Dieser Wandel hängt wahrscheinlich auch mit neuen Völkerwanderungen zusammen, jedoch wurden die bestehenden Siedlungen weder verlassen, noch wesentlich verändert. Viele Dörfer existierten durchgehend von der frühen bis zur späten Bronzezeit. Die ausgedehnten Handelsbeziehungen des Orients über die Ägäis, Sizilien und die Iberische Halbinsel bis hin nach England zur Wessex-Kultur zeigen sich unter anderem in einer ägyptischen Perlenkette (aus der Amenophis Dynastie 1364-1347 v.Chr.), die auf der Insel Salina gefunden wurde. Weiterhin finden sich Keramiken mit minoischen Linear-B-Schriftzeichen, die bisher nur in Knossos, Mykene und Pylos gefunden wurden. Thapsos, auf der kleinen Halbinsel Magnisi, nördlich von Syrakus liegend, ist heute völlig verlassen. Es war eines der bedeutendsten Siedlungsgebiete der Mittleren Bronzezeit, hinterließ aber auch nur spärliche Reste von Behausungen, aber viele Felskammergräber. Entsprechend der Geländebeschaffenheit gibt es zwei Typend von Gräbern: an den flachen, felsigen Küstenausläufern sind sie mittels eines Dromos zugänglich, die unmittelbar auf der Halbinsel liegenden dagegen mit Hilfe eines Einstiegsschachts.

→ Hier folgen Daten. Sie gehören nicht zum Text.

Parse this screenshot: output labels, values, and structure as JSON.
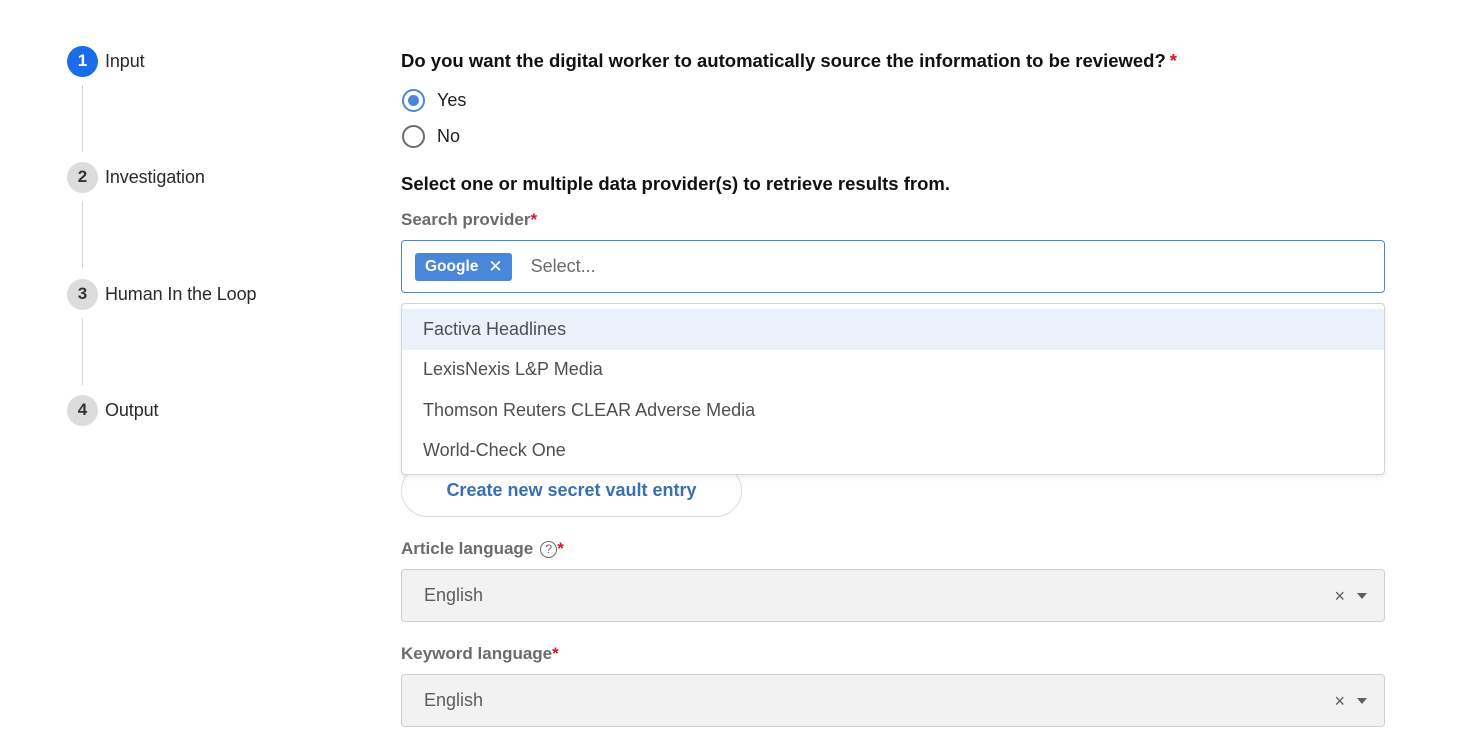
{
  "stepper": {
    "steps": [
      {
        "number": "1",
        "label": "Input",
        "active": true
      },
      {
        "number": "2",
        "label": "Investigation",
        "active": false
      },
      {
        "number": "3",
        "label": "Human In the Loop",
        "active": false
      },
      {
        "number": "4",
        "label": "Output",
        "active": false
      }
    ]
  },
  "form": {
    "auto_source": {
      "question": "Do you want the digital worker to automatically source the information to be reviewed?",
      "required_mark": "*",
      "options": [
        {
          "label": "Yes",
          "checked": true
        },
        {
          "label": "No",
          "checked": false
        }
      ]
    },
    "providers": {
      "section_title": "Select one or multiple data provider(s) to retrieve results from.",
      "search_provider_label": "Search provider",
      "required_mark": "*",
      "selected_chips": [
        "Google"
      ],
      "chip_remove_glyph": "✕",
      "placeholder": "Select...",
      "dropdown_options": [
        "Factiva Headlines",
        "LexisNexis L&P Media",
        "Thomson Reuters CLEAR Adverse Media",
        "World-Check One"
      ],
      "highlighted_option_index": 0
    },
    "vault_button_label": "Create new secret vault entry",
    "article_language": {
      "label": "Article language",
      "help_glyph": "?",
      "required_mark": "*",
      "value": "English",
      "clear_glyph": "×"
    },
    "keyword_language": {
      "label": "Keyword language",
      "required_mark": "*",
      "value": "English",
      "clear_glyph": "×"
    }
  },
  "colors": {
    "active_step": "#1a6ce8",
    "accent": "#4b87d8",
    "required": "#d0172b",
    "link_text": "#3b6fb3",
    "option_highlight": "#ebf1fa"
  },
  "icons": {
    "chip_remove": "close-icon",
    "help": "help-circle-icon",
    "select_clear": "clear-icon",
    "select_caret": "caret-down-icon"
  }
}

Die Zeit zwischen 1250 v. Chr. und dem 8. Jh. v.Chr. war wohl für alle Mittelmeerkulturen eine dunkle Epoche, gezeichnet von kultureller Erneuerung, Völkerwanderung, Eroberungen und ständigen Territorialkämpfen. Wieder einmal zeigen Sizilien und die Äolischen Inseln wegen andersartiger Einflüsse stark unterschiedliche kulturelle Entwicklungen. Wieder gibt es Einwanderungswellen nach Sizilien, die aber diesmal namentlich bekannt sind: Ausonier, Morgeten, Elymer und Sikuler. Jedoch weiß niemand etwas genaues über die bereits bestehende Bevölkerung. Einzig darin, daß die Sikaner als Ureinwohner die Insel lange nach dem Kyklopen besiedelt haben sollen, herrscht Einigkeit in den antiken Quellen, angeführt von Thukydides. 

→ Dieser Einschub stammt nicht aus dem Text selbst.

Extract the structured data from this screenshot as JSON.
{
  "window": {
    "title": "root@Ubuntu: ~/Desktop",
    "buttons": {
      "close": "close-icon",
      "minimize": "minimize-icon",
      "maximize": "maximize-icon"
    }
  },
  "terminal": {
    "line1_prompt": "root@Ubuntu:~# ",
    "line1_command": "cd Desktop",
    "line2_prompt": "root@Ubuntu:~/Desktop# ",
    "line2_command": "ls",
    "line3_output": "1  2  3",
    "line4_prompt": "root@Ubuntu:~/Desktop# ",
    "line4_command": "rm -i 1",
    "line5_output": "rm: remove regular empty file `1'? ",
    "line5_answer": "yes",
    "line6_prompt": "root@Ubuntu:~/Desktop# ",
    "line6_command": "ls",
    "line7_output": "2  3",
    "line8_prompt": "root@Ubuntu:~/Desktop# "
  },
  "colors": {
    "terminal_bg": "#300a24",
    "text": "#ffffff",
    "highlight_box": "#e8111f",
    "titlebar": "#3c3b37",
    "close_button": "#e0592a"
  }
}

Die Wirren dieser Zeit belegen archäologische Funde, nach denen die Menschen plötzlich ihre seit Jahrtausenden ertragreichen Küstenländereien verlassen, um ins karstige Gebirge umzusiedeln. Alle neuen Siedlungen scheinen in erster Linie zum Zweck der Verteidigung erbaut zu sein. Während sich auf den Äolischen Inseln die Ausonische Kultur herauskristallisiert, wird die Pantálica-Kultur zum gemeinsamen Nenner Siziliens. 

Neben Pantálica finden sich auch in Cassibile, Dirrueri, Finocchita u.a. weitgehend identische Ansammlungen von Tausenden von Felsgräbern. Die Funde lassen sich von der späten Bronzezeit bis zur Eisenzeit in vier deutlich abgegrenzte Phasen einordnen. Außerdem finden sich nach wie vor Einflüsse aus der mykenischen Welt in Keramiken als auch verschiedenen Kleinbronzegeräten. Auch architektonische Beweise für die Verbindung zwischen Sizilien und dem frühen Griechenland liefert die letzte Pantálica-Epoche. Mitten im Zentrum des schwer zugänglichen, auf Verteidigung ausgerichteten Siedlungsgebietes liegt der Palast eines Stammesfürsten, der sowohl in der Grundriss Gestaltung als auch in der Mauerwerkstechnik den mykenischen Anlagen der Peloponnes verblüffend ähnelt.